W meczu ze Słowenią i San Marino musimy strzelać bramki, ale w kadrze znów nie ma czołowych napastników. Artur Wichniarek (31 l.) i Ireneusz Jeleń (27 l.) już chyba nigdy nie przekonają do siebie Leo Beenhakkera (66 l.). - Nie są w moim typie - mówi selekcjoner.

- Szanuję i Wichniarka, i Jelenia, ale szukam innego typu piłkarzy. Myślę o przyszłości kadry, więc powołałem Brożka i Lewandowskiego. A gdybym tych dwóch ostatnich nie wziął, to pewnie bym usłyszał, że ignoruję największe polskie talenty - broni się Leo, który woli mówić o powołanych niż o nieobecnych.

- W ciągu ostatniego półrocza Brożek zrobił niesamowity postęp. Lewandowski też. A przecież z przodu mamy jeszcze Smolarka. Ebi dobrze zrobił, przechodząc do Boltonu. W Racingu nie miał szans na grę, a wtedy zrobiłby się kłopot, bo nie moglibyśmy w nieskończoność powoływać piłkarza, który nie gra. Dzięki przejściu do Boltonu problem się rozwiązał - tłumaczy Beenhakker, który ma za to spore zmartwienie z Jackiem Krzynówkiem.

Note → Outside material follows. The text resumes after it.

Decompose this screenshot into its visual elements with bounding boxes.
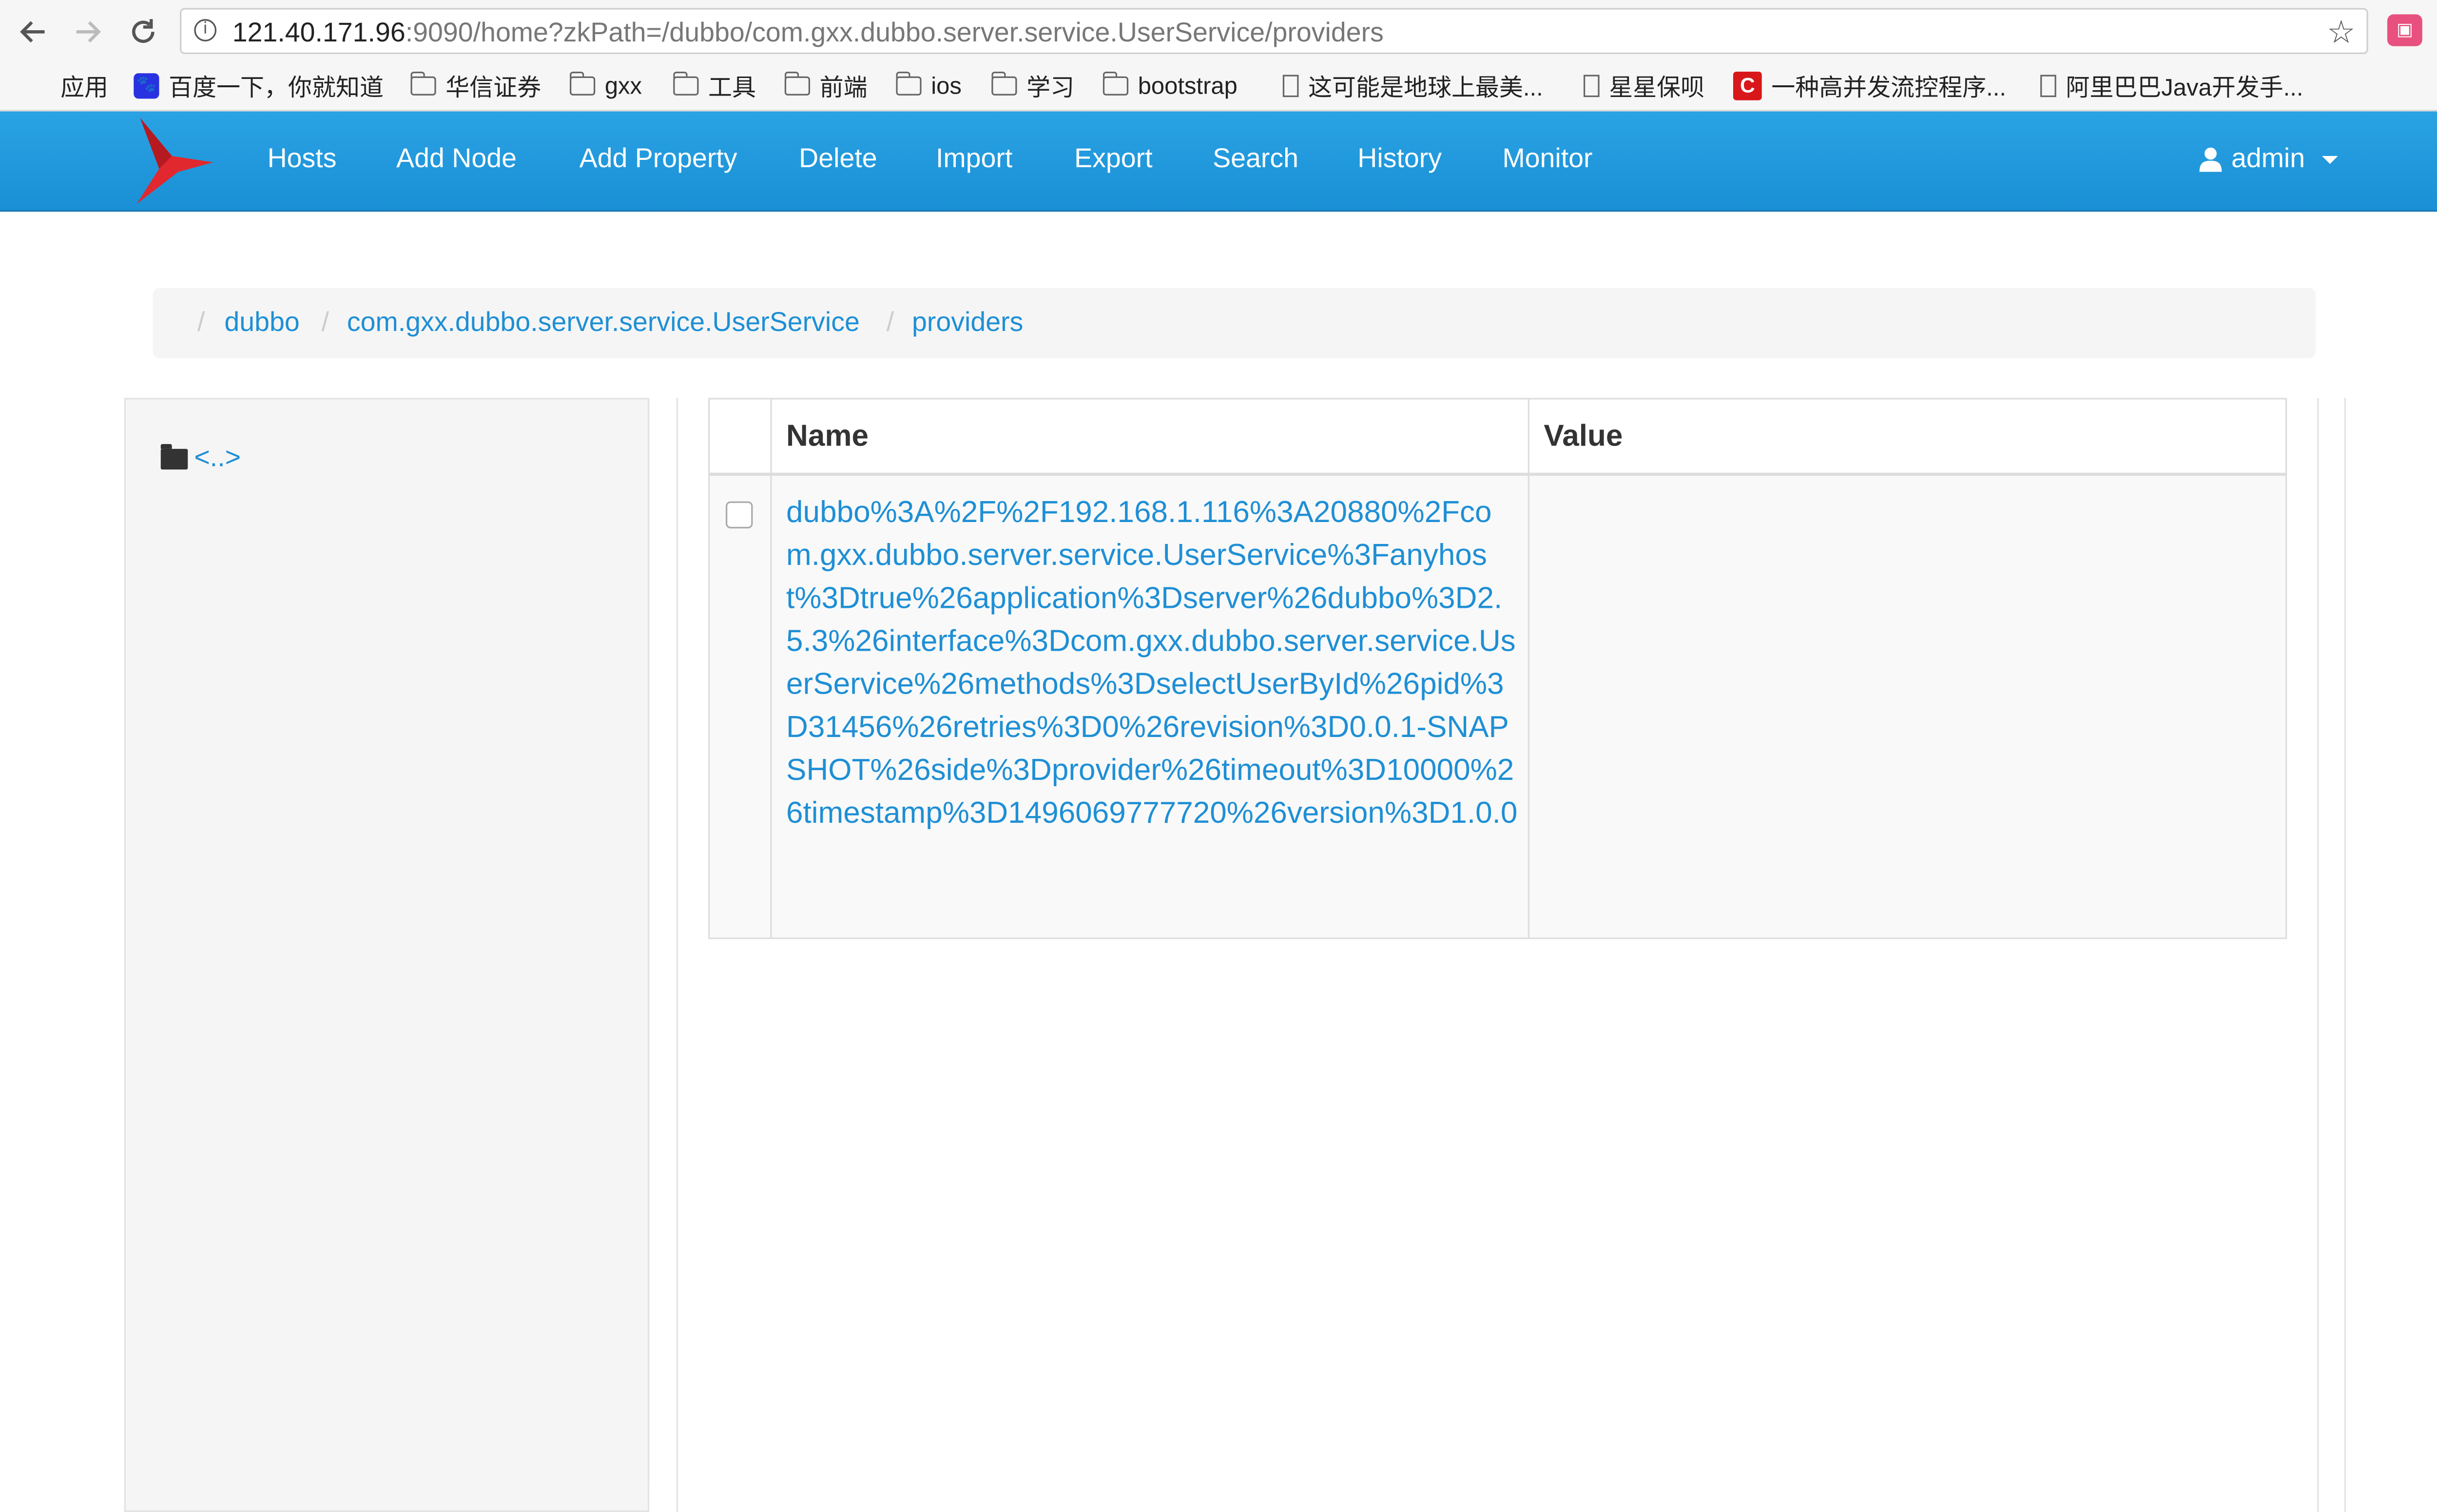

- Jacek w ogóle nie gra w Wolfsburgu, a prędzej czy później może się to obrócić przeciwko reprezentacji. W końcu Krzynówek straci meczowy rytm i co wtedy? - niepokoi się Beenhakker.

Humor Holendrowi poprawia za to polepszająca się atmosfera w reprezentacji.

- To, co stało się na Ukrainie, było czarną kartką w pięknej, kolorowej książce polskiej reprezentacji. Zgrupowanie we Wronkach to już kolejna, biała kartka. Do zespołu wrócił dobry duch, chłopcy cieszą się na swój widok. To dobrze wróży. Musimy być zjednoczeni, bo eliminacje mistrzostw świata są trudniejsze niż walka o EURO. Wtedy było 14 meczów, teraz jest tylko 10. Nie wolno popełniać błędów, bo nie ma ich kiedy odrobić.

Smolarek elegancik

Ebi Smolarek (27 l.) pojawił się na zgrupowaniu kadry jako przedostatni. Leo Beenhakker pozwolił mu przylecieć dość późno, bo nasz napastnik załatwiał ostatnie sprawy związane z przeprowadzką do Anglii. Ebi zameldował się we Wronkach wczoraj po południu. Jak zwykle elegancki, ale tym razem niemający ochoty na żadne rozmowy.

- Nie mam czasu - tylko tyle wydusił z siebie nowy piłkarz Boltonu i dołączył do kolegów, którzy akurat mieli obiad. Wczoraj wieczorem Smolarek wziął już udział w treningu.